Internacional

La muerte de Hugo Chávez abre un escenario electoral en una Venezuela asediada por la inflación y la escasez

Tras casi tres meses de rumores sobre su precario estado de salud, la comunicación oficial de la muerte de Chávez coloca al país en la convocatoria a unas elecciones. Según la constitución, éstas deben realizarse en los próximos 30 días tras la declaración de “la falta absoluta” del presidente. Un oficialismo fuerte, pero tocado por las medidas económicas recién implantadas, tendría que acudir de nuevo a las urnas.

La muerte de Hugo Chávez abre un escenario electoral en una Venezuela asediada por la inflación y la escasez
La muerte de Hugo Chávez abre un escenario electoral en una Venezuela asediada por la inflación y la escasez

La muerte del presidente venezolano Hugo Chávez a causa de las complicaciones del cáncer que padecía sitúa al país sudamericano en un escenario electoral y con obligación de elegir a su sustituto. Casi tres meses después de que Hugo Chávez se sometiera a la cuarta operación para tratar el cáncer que se le había detectado en 2011, Venezuela vive un convulso proceso político que se mueve entre la ingobernabilidad y la campaña electoral.
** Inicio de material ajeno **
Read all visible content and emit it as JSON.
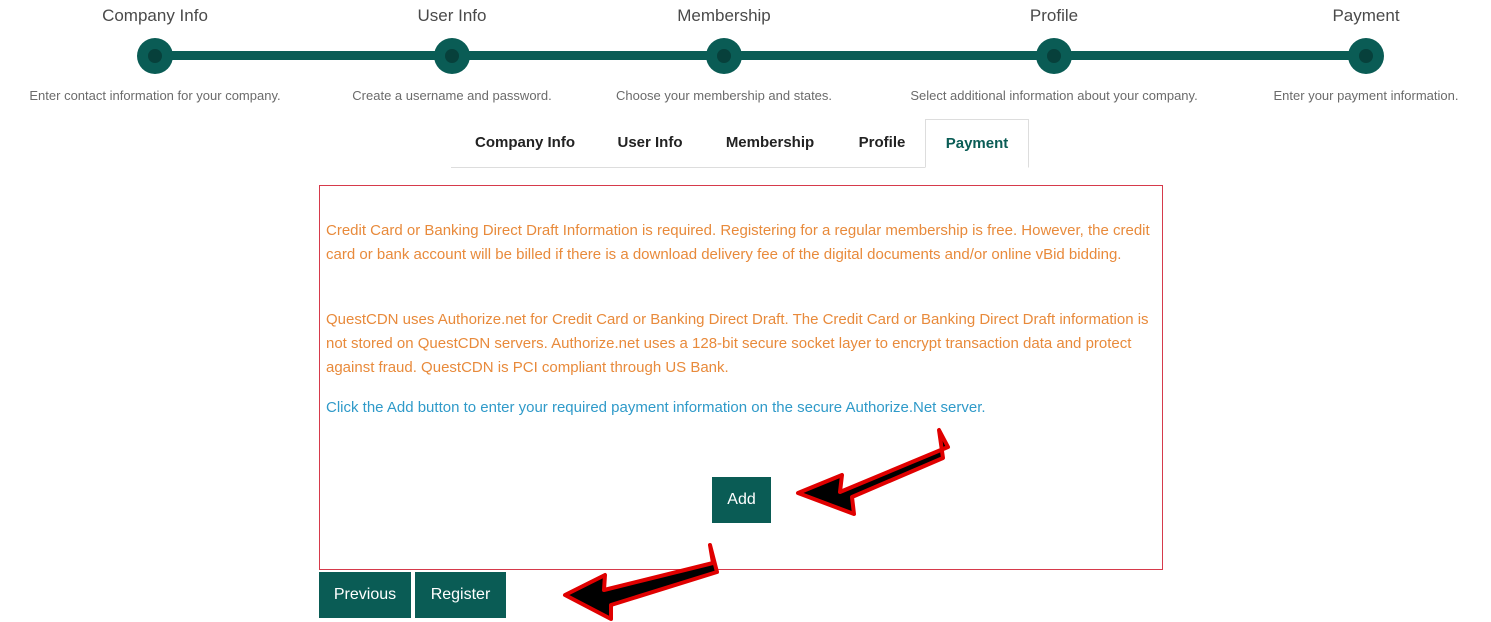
{
  "steps": [
    {
      "title": "Company Info",
      "description": "Enter contact information for your company."
    },
    {
      "title": "User Info",
      "description": "Create a username and password."
    },
    {
      "title": "Membership",
      "description": "Choose your membership and states."
    },
    {
      "title": "Profile",
      "description": "Select additional information about your company."
    },
    {
      "title": "Payment",
      "description": "Enter your payment information."
    }
  ],
  "tabs": [
    {
      "label": "Company Info"
    },
    {
      "label": "User Info"
    },
    {
      "label": "Membership"
    },
    {
      "label": "Profile"
    },
    {
      "label": "Payment",
      "active": true
    }
  ],
  "payment": {
    "paragraph1": "Credit Card or Banking Direct Draft Information is required. Registering for a regular membership is free. However, the credit card or bank account will be billed if there is a download delivery fee of the digital documents and/or online vBid bidding.",
    "paragraph2": "QuestCDN uses Authorize.net for Credit Card or Banking Direct Draft. The Credit Card or Banking Direct Draft information is not stored on QuestCDN servers. Authorize.net uses a 128-bit secure socket layer to encrypt transaction data and protect against fraud. QuestCDN is PCI compliant through US Bank.",
    "paragraph3": "Click the Add button to enter your required payment information on the secure Authorize.Net server.",
    "add_label": "Add"
  },
  "nav": {
    "previous_label": "Previous",
    "register_label": "Register"
  },
  "colors": {
    "brand": "#0a5c55",
    "notice_text": "#e88a3b",
    "link_text": "#2f9ac9",
    "panel_border": "#d63a4b"
  }
}
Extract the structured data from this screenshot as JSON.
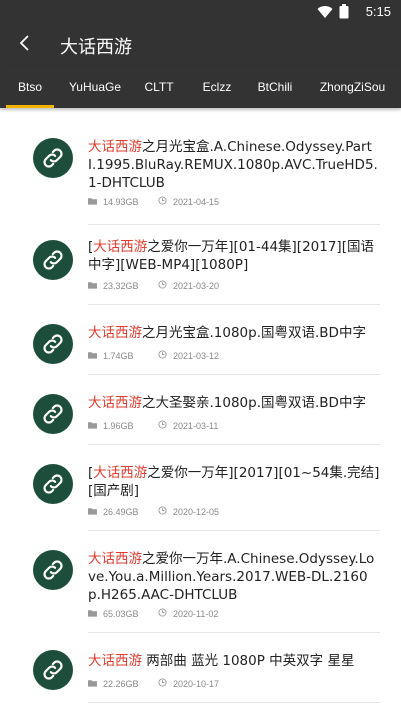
{
  "status": {
    "time": "5:15"
  },
  "header": {
    "title": "大话西游"
  },
  "tabs": [
    "Btso",
    "YuHuaGe",
    "CLTT",
    "Eclzz",
    "BtChili",
    "ZhongZiSou"
  ],
  "active_tab": "Btso",
  "colors": {
    "accent": "#f0b400",
    "highlight": "#e23b2e",
    "avatar": "#1c4e3b",
    "bar": "#333333"
  },
  "results": [
    {
      "prefix": "",
      "highlight": "大话西游",
      "rest": "之月光宝盒.A.Chinese.Odyssey.PartI.1995.BluRay.REMUX.1080p.AVC.TrueHD5.1-DHTCLUB",
      "size": "14.93GB",
      "date": "2021-04-15"
    },
    {
      "prefix": "[",
      "highlight": "大话西游",
      "rest": "之爱你一万年][01-44集][2017][国语中字][WEB-MP4][1080P]",
      "size": "23.32GB",
      "date": "2021-03-20"
    },
    {
      "prefix": "",
      "highlight": "大话西游",
      "rest": "之月光宝盒.1080p.国粤双语.BD中字",
      "size": "1.74GB",
      "date": "2021-03-12"
    },
    {
      "prefix": "",
      "highlight": "大话西游",
      "rest": "之大圣娶亲.1080p.国粤双语.BD中字",
      "size": "1.96GB",
      "date": "2021-03-11"
    },
    {
      "prefix": "[",
      "highlight": "大话西游",
      "rest": "之爱你一万年][2017][01~54集.完结][国产剧]",
      "size": "26.49GB",
      "date": "2020-12-05"
    },
    {
      "prefix": "",
      "highlight": "大话西游",
      "rest": "之爱你一万年.A.Chinese.Odyssey.Love.You.a.Million.Years.2017.WEB-DL.2160p.H265.AAC-DHTCLUB",
      "size": "65.03GB",
      "date": "2020-11-02"
    },
    {
      "prefix": "",
      "highlight": "大话西游",
      "rest": " 两部曲 蓝光 1080P 中英双字 星星",
      "size": "22.26GB",
      "date": "2020-10-17"
    }
  ]
}
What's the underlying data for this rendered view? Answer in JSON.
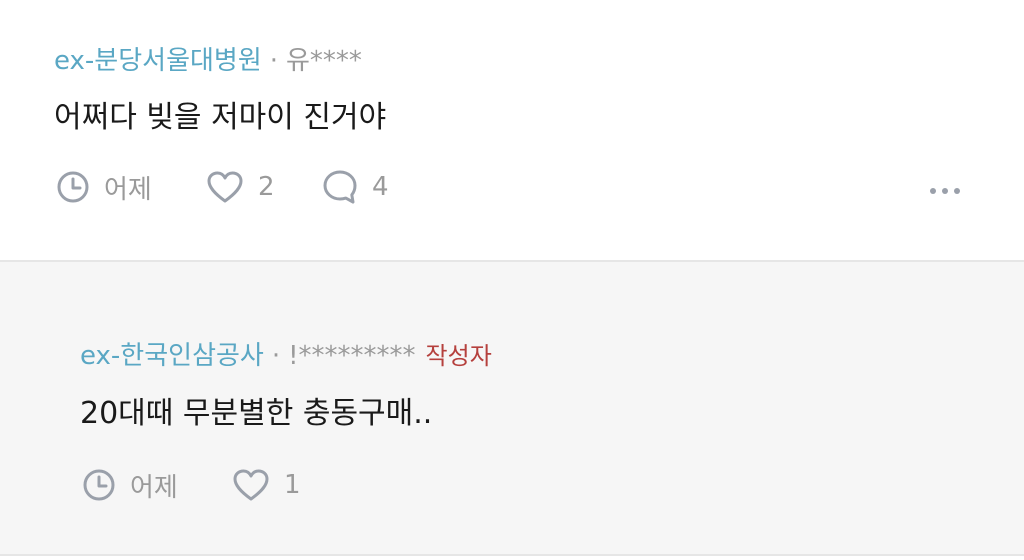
{
  "comments": [
    {
      "company": "ex-분당서울대병원",
      "separator": "·",
      "user": "유****",
      "author_tag": "",
      "text": "어쩌다 빚을 저마이 진거야",
      "time": "어제",
      "likes": "2",
      "replies": "4"
    },
    {
      "company": "ex-한국인삼공사",
      "separator": "·",
      "user": "!*********",
      "author_tag": "작성자",
      "text": "20대때 무분별한 충동구매..",
      "time": "어제",
      "likes": "1"
    }
  ],
  "icons": {
    "time": "clock-icon",
    "like": "heart-icon",
    "reply": "speech-bubble-icon",
    "more": "more-dots-icon"
  },
  "colors": {
    "company": "#5aa7c4",
    "author_tag": "#b5403d",
    "muted": "#9a9a9a",
    "reply_background": "#f6f6f6"
  }
}
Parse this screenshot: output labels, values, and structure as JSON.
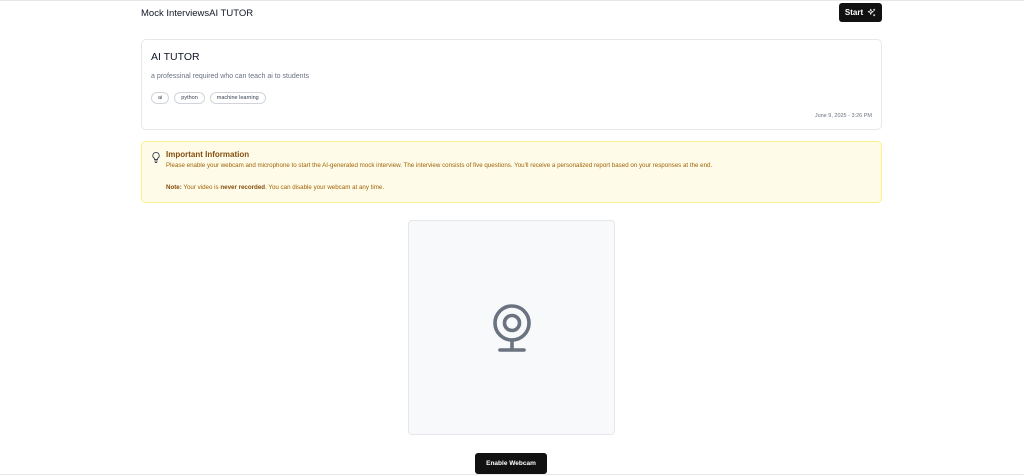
{
  "header": {
    "breadcrumb_parent": "Mock Interviews",
    "breadcrumb_current": "AI TUTOR",
    "start_label": "Start"
  },
  "interview": {
    "title": "AI TUTOR",
    "description": "a professinal required who can teach ai to students",
    "tags": [
      "ai",
      "python",
      "machine learning"
    ],
    "date": "June 9, 2025 - 3:26 PM"
  },
  "info": {
    "title": "Important Information",
    "text": "Please enable your webcam and microphone to start the AI-generated mock interview. The interview consists of five questions. You'll receive a personalized report based on your responses at the end.",
    "note_label": "Note:",
    "note_pre": " Your video is ",
    "note_bold": "never recorded",
    "note_post": ". You can disable your webcam at any time."
  },
  "webcam": {
    "icon": "webcam-icon",
    "enable_label": "Enable Webcam"
  },
  "colors": {
    "info_bg": "#fefce8",
    "info_text": "#a16207",
    "button_bg": "#111111"
  }
}
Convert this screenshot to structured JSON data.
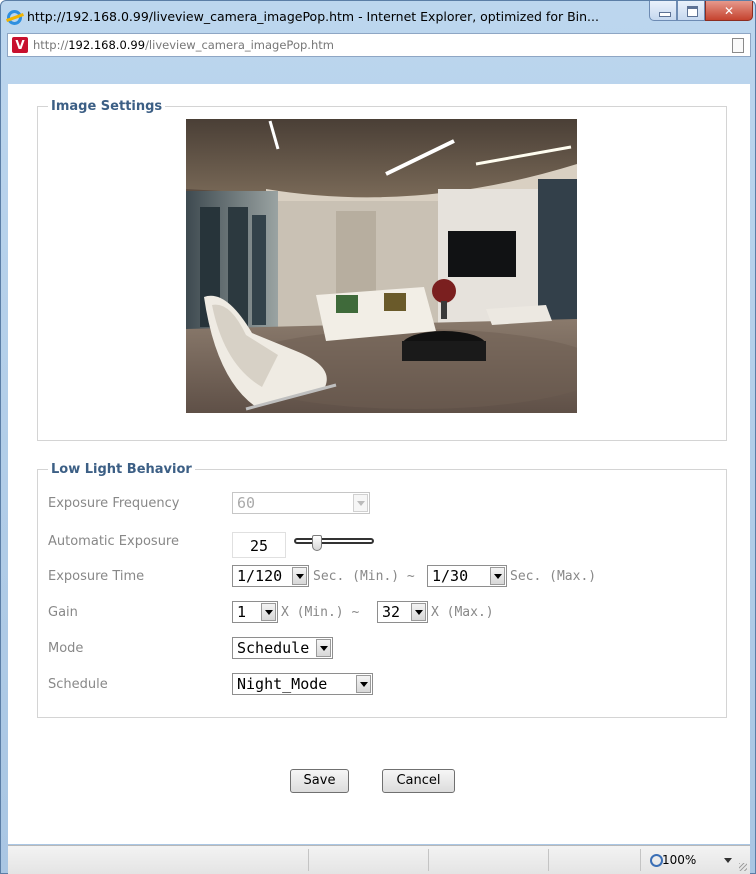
{
  "window": {
    "title": "http://192.168.0.99/liveview_camera_imagePop.htm - Internet Explorer, optimized for Bin...",
    "minimize_glyph": "",
    "close_glyph": "✕"
  },
  "address": {
    "url_prefix": "http://",
    "url_host": "192.168.0.99",
    "url_path": "/liveview_camera_imagePop.htm",
    "site_icon_glyph": "V"
  },
  "image_settings": {
    "legend": "Image Settings"
  },
  "low_light": {
    "legend": "Low Light Behavior",
    "exposure_frequency": {
      "label": "Exposure Frequency",
      "value": "60"
    },
    "automatic_exposure": {
      "label": "Automatic Exposure",
      "value": "25",
      "level": 0.3
    },
    "exposure_time": {
      "label": "Exposure Time",
      "min_value": "1/120",
      "min_unit": "Sec. (Min.) ~",
      "max_value": "1/30",
      "max_unit": "Sec. (Max.)"
    },
    "gain": {
      "label": "Gain",
      "min_value": "1",
      "min_unit": "X (Min.) ~",
      "max_value": "32",
      "max_unit": "X (Max.)"
    },
    "mode": {
      "label": "Mode",
      "value": "Schedule"
    },
    "schedule": {
      "label": "Schedule",
      "value": "Night_Mode"
    }
  },
  "actions": {
    "save": "Save",
    "cancel": "Cancel"
  },
  "status": {
    "zoom": "100%"
  }
}
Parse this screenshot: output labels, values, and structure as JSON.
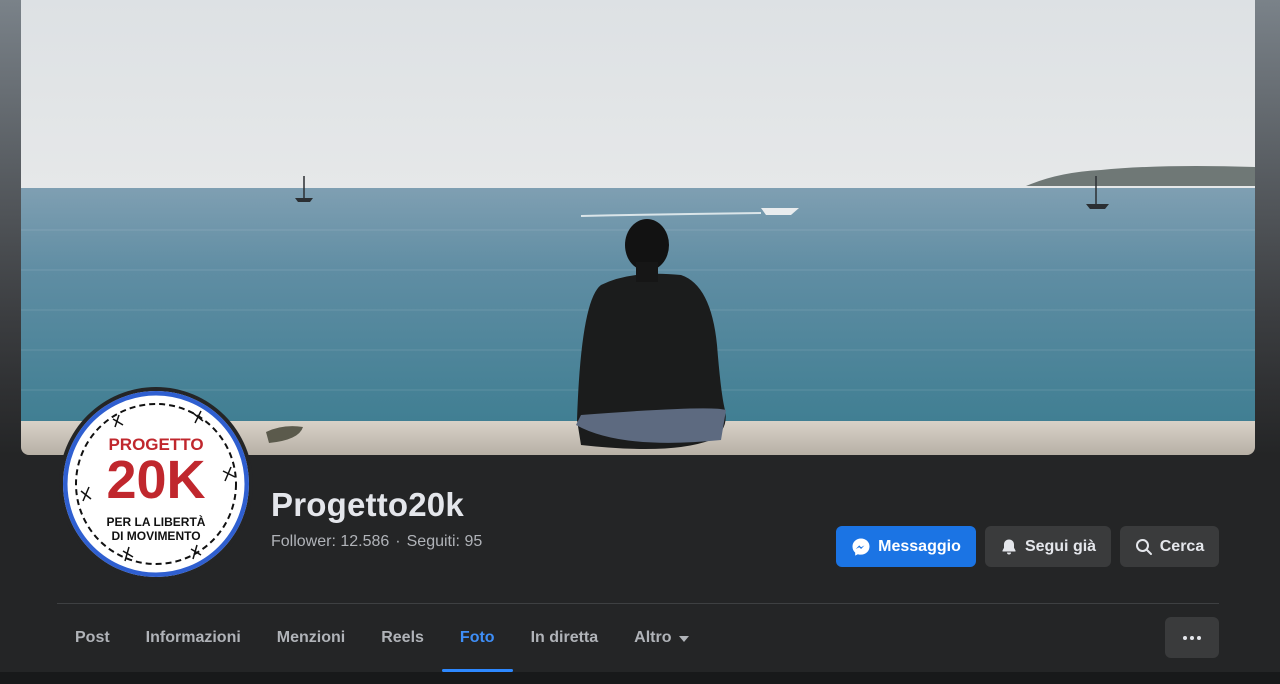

Este martes, un desafiante Nicolás Maduro sacó los dientes y arremetió con un discurso que apelaba a la teoría de la conspiración: un segundo pistoletazo de partida –el primero ocurrió ya en diciembre del año pasado, con su designación como sustituto del presidente- en una carrera por el voto popular en la que el oficialismo no puede perder tiempo. Sin Chávez, el chavismo se ve obligado, hoy más que nunca, a remover emociones entre sus más fieles. El luto, sin duda, será un arma política.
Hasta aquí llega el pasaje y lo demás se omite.